PCUSA office seeks to shield moderator from denominational court oversight
By John H. Adams, The Layman Online, October 13, 2003
PHILADELPHIA – The Committee on the Office of the General Assembly is trying to construct a wall of protection to keep the moderator of the Presbyterian Church (USA) out of harm’s way if General Assembly commissioners ever again attempt to force a called meeting of the national governing body.
During its October meeting in Philadelphia, the committee sanctioned a change in the Standing Rules of the General Assembly and proposed the text for an authoritative interpretation by the 216th General Assembly.
Together, those actions would all but prevent another episode like the one that concluded with the denomination’s highest court reprimanding Fahed Abu-Akel, moderator of the 214th General Assembly.
Abu-Akel was scolded because he personally lobbied against a petition by 52 commissioners – two more than required – to call the 214th General Assembly back into session to deal with disciplinary issues arising out of widespread defiance of the PCUSA Constitution.
The change in the standing rule (G.2.g) will be the most dramatic.

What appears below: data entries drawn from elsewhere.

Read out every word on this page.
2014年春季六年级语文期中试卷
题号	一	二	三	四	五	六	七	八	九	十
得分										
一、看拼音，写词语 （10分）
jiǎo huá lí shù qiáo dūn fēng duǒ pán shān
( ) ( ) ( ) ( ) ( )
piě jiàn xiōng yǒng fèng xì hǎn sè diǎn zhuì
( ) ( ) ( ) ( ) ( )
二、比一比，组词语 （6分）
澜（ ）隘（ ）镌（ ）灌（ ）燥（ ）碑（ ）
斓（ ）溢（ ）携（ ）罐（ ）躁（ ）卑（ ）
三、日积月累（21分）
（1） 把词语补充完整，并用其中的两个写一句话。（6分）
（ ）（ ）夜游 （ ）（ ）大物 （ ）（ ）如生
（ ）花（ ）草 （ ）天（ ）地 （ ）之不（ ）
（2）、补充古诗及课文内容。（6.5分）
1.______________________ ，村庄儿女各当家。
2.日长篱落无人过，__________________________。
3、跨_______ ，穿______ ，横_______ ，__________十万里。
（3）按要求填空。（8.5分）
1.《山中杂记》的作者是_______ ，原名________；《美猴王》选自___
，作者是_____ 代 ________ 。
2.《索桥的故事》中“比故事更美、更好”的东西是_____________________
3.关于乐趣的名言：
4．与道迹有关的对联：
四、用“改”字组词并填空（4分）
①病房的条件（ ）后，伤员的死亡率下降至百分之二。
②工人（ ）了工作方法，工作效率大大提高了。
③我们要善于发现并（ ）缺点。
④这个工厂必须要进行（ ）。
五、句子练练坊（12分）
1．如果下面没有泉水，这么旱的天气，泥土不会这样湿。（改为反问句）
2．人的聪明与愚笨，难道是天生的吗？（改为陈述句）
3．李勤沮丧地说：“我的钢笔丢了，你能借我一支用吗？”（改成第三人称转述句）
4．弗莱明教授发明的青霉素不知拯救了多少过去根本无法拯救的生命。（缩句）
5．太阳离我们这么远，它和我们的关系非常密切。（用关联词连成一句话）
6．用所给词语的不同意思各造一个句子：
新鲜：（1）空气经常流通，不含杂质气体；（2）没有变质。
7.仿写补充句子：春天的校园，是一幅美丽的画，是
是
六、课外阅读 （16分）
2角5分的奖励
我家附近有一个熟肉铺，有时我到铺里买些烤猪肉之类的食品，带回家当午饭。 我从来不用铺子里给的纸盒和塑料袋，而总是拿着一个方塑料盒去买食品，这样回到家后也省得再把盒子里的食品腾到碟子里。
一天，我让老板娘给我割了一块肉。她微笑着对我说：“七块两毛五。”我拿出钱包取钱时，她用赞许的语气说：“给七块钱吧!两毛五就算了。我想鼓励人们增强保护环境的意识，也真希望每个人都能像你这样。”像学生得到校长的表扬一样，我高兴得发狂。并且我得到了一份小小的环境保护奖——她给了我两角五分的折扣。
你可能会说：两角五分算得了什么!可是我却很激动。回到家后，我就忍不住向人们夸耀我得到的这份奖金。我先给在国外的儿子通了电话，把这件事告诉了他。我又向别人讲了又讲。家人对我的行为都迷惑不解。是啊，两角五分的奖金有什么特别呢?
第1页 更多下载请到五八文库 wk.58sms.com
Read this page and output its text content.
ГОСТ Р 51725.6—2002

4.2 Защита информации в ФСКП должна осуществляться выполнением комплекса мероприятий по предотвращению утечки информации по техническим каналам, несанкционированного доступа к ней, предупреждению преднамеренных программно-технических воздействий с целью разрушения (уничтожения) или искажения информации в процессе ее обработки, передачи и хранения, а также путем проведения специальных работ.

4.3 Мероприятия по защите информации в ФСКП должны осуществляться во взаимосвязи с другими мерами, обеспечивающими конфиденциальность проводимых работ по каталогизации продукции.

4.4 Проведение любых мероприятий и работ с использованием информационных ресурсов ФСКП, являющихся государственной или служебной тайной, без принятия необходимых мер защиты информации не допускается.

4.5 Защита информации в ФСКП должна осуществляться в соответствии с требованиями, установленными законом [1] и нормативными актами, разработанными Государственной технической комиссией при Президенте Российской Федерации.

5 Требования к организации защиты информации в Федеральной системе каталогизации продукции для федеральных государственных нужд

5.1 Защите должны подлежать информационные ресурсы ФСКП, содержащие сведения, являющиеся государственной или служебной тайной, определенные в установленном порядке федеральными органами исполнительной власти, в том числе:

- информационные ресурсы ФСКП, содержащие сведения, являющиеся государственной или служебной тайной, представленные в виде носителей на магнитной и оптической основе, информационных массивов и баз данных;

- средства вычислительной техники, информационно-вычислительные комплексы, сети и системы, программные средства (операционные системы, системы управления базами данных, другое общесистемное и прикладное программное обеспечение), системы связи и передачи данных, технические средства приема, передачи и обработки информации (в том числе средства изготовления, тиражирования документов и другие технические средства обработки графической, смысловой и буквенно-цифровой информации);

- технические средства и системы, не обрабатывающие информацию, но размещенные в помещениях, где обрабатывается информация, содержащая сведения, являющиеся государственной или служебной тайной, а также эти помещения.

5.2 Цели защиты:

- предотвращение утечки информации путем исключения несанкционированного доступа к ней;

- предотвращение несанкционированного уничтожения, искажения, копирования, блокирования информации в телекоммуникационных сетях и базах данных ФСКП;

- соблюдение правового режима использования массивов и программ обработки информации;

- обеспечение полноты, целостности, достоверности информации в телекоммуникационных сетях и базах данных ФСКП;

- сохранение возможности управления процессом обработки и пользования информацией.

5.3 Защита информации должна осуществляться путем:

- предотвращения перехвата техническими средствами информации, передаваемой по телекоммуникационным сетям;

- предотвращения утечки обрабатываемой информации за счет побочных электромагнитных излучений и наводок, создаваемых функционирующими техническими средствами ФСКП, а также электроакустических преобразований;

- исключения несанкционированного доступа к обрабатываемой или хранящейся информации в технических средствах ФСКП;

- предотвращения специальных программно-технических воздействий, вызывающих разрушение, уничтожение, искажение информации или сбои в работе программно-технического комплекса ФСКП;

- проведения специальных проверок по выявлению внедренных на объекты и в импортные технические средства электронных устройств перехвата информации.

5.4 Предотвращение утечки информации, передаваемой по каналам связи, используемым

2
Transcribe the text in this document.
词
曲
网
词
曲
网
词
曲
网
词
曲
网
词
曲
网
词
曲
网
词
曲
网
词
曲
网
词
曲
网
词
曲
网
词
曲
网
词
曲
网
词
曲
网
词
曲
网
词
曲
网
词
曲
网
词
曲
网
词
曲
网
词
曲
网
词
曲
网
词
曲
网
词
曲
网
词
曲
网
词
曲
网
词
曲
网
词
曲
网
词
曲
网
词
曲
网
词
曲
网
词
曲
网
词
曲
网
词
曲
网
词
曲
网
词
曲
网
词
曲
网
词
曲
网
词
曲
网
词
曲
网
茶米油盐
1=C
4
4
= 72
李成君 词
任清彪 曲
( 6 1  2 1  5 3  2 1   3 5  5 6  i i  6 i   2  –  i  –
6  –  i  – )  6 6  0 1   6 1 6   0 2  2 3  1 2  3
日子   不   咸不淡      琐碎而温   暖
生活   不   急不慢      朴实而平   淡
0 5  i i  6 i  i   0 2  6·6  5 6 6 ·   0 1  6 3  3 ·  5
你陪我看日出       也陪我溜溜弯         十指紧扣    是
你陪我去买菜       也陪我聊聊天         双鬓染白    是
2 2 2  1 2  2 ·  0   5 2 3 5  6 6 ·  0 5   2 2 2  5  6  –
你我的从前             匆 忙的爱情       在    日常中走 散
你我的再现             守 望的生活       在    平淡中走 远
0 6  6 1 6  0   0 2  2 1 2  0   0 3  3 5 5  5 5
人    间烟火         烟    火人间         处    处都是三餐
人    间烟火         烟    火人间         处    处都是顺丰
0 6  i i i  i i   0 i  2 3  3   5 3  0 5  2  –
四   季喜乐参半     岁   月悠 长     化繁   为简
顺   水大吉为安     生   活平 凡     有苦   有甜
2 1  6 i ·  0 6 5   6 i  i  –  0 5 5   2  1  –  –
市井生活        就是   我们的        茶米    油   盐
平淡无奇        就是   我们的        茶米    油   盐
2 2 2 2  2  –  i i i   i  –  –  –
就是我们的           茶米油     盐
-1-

The 215th General Assembly – with the Committee on the Office of the General Assembly concurring – declared null and void that rule, which states in part:
“… If the General Assembly deems such compliance [with an order of the General Assembly’s Permanent Judicial Commission] inadequate, the assembly may make such further order or orders as it deems necessary to ensure compliance, and may consult with the General Assembly Permanent Judicial Commission before issuing further orders.”
In other words, the negation of the standing rule prevents the General Assembly from honoring a constitutitionally permitted procedure that allowed a minority of the commissioners of any General Assembly to call that session back into business for disciplinary considerations.
Furthermore, the Committee on the General Assembly will ask the 216th General Assembly to change Standing Rule F.2 – which would make the moderator accountable only to the General Assembly and not to the General Assembly’s Permanent Judicial Commission.
The proposal adds a sentence to F.2.b (under the heading of “Functions of the Moderator”) that says the moderator’s reports would be reviewed by the Committee on the Office of the General Assembly and the General Assembly Council – and not by the court.
The proposal also includes a recommended authoritative interpretation that would deny that the moderator is an “entity” of the General Assembly.
In its ruling on the petition for the called meeting, the Permanent Judicial Commission said the moderator was an “entity” of the General Assembly and that, therefore, his actions were subject to review by the court.
The issue of whether a General Assembly can be the court of last resort in cases involving the moderator and the stated clerk erupted late last year with a petition campaign, led by Dr. Alexander F. Metherell, to require Abu-Akel to call the General Assembly back into session.
Metherell cited Standing Rule G.2.g as the grounds for the petition. Abu-Akel, on the advise of Stated Clerk Clifton Kirkpatrick’s office, declared the petition invalid even though it contained the required number of signatures. In its process of considering the petition, Kirkpatrick’s office asked commissioners who signed the petition to reconsider their position, which some did.
After Abu-Akel invalidated the petition, the session of Westminster Presbyterian Church in Canton, Ohio, filed a remedial complaint, accusing Abu-Akel and Kirkpatrick of violating the constitutional provision for the called meeting. The complaint identified Abu-Akel and Kirkpatrick as “entities” of the General Assembly.
In a preliminary ruling, the court said the Permanent Judicial Commission “finds that it has jurisdiction over the Moderator as an entity of the General Assembly. …” It removed Kirkpatrick from the case because the complaint “fails to state a claim upon which relief can be granted.”
In March of 2003, the Permanent Judicial Commission dismissed the Westminster complaint but reprimanded Abu-Akel because he “acted improperly in his letter of January 14, 2003, when he ‘implored [the Requesters] in the name of Christ and for the good of the Presbyterian Church (USA) to reconsider [their] decision’ to call for a special Assembly.”
But the court also ruled that Kirkpatrick’s office was permitted to ask commissioners who signed the petition whether they continued to want the General Assembly to reconvene.